Brooks Koepka, seemingly made of marble rather than flesh, looks like he could replace retiring New England Patriots tight end Rob Gronkowski if he wanted to. But instead he plays pro golf, and does it with a brusque swagger that seems more suited to football, baseball or hockey. And does his icy relationship with the media remind you of anybody else’s?

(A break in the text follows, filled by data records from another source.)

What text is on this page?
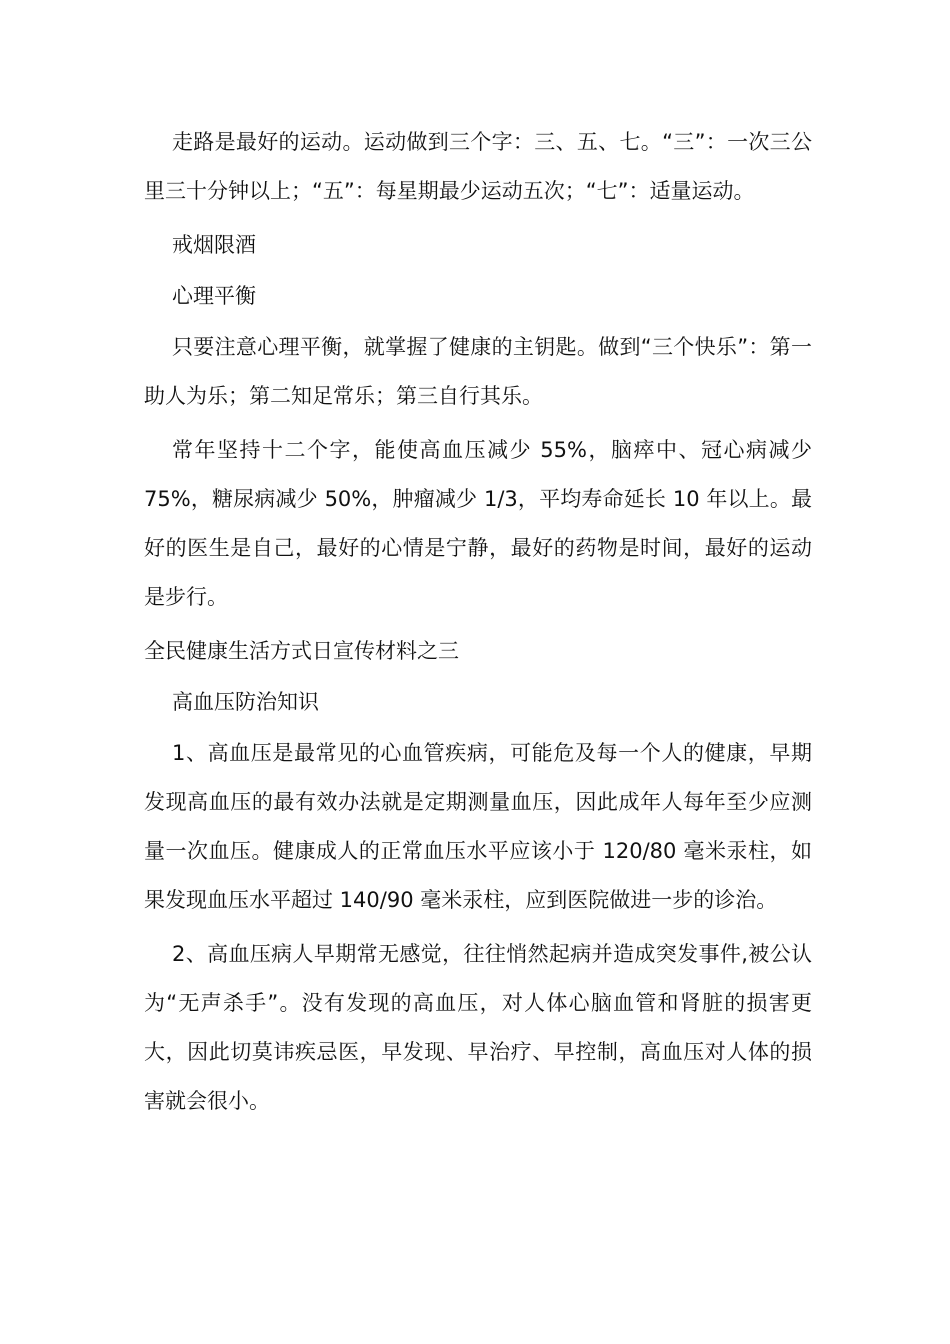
走路是最好的运动。运动做到三个字：三、五、七。“三”：一次三公里三十分钟以上；“五”：每星期最少运动五次；“七”：适量运动。

戒烟限酒

心理平衡

只要注意心理平衡，就掌握了健康的主钥匙。做到“三个快乐”：第一助人为乐；第二知足常乐；第三自行其乐。

常年坚持十二个字，能使高血压减少 55%，脑瘁中、冠心病减少 75%，糖尿病减少 50%，肿瘤减少 1/3，平均寿命延长 10 年以上。最好的医生是自己，最好的心情是宁静，最好的药物是时间，最好的运动是步行。

全民健康生活方式日宣传材料之三

高血压防治知识

1、高血压是最常见的心血管疾病，可能危及每一个人的健康，早期发现高血压的最有效办法就是定期测量血压，因此成年人每年至少应测量一次血压。健康成人的正常血压水平应该小于 120/80 毫米汞柱，如果发现血压水平超过 140/90 毫米汞柱，应到医院做进一步的诊治。

2、高血压病人早期常无感觉，往往悄然起病并造成突发事件,被公认为“无声杀手”。没有发现的高血压，对人体心脑血管和肾脏的损害更大，因此切莫讳疾忌医，早发现、早治疗、早控制，高血压对人体的损害就会很小。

We see Tiger in Francesco Molinari as well, from the Italian’s surgical iron play to his typically stoic approach to big moments. Let’s not forget that before his disappointing Sunday, Molinari was a major nemesis to Tiger, beating him face-to-face on two stages that match the Masters for high tension: the Open Championship (2018) and the Ryder Cup (2012, 2018). Molinari is emblematic of the generation that has competed with Tiger and, we’re told, is less intimidated by him than those who came before.
John Rahm is a Tiger Baby, too. His physicality and raw talent were on full display when he beat Tiger heads-up at the 2018 Ryder Cup. But when things don’t go so well, the young Spaniard’s temper flares up and reminds us of Tiger’s early- and mid-career penchant for petulance.
First-round co-leader Bryson DeChambeau’s hyper-analytical approach to the game – especially the mechanics of the golf swing – is kin to Tiger’s own restlessness and obsession with improvement. DeChambeau's air of supreme self-confidence is Tigeresque, too.
Tony Finau, who rounded out the final threesome with Tiger and Molinari, is also an uncommon physical specimen in golf. And as the first person of Tongan and Samoan descent to play on the PGA Tour, he reflects the way in which Tiger’s own heritage has helped to make golf a more global sport.
(And don't forget about the Nike swooshes adorning Koepka, Molinari and Finau...)
But in the end, all these golfers who have grown up with Tiger Woods as their lodestar could not beat their hero on Augusta’s almost impossibly green turf. They have all the shots, but all along, it was Tiger's intangibles they could not match, and there is no course in championship golf where intangibles matter more than at Augusta National. The competition is better than it has ever been, but there is still only one Tiger Woods.
At some point during the back nine on Sunday, a sense of wonder came over me. I slid off my couch and watched golf on TV from a seat on the floor for the first time since childhood. Once again, Tiger towered over me, making me feel like that giddy kid again, small and naïve, already smitten with golf but unaware how important it would become.
I’ll turn 30 this year. I’ve started discovering grey hairs. But for a few hours on a spring Sunday, I was that bony, wide-eyed little boy without a single adult concern. Tiger Woods packed us into his time machine and took us back to simpler days. What a ride it was.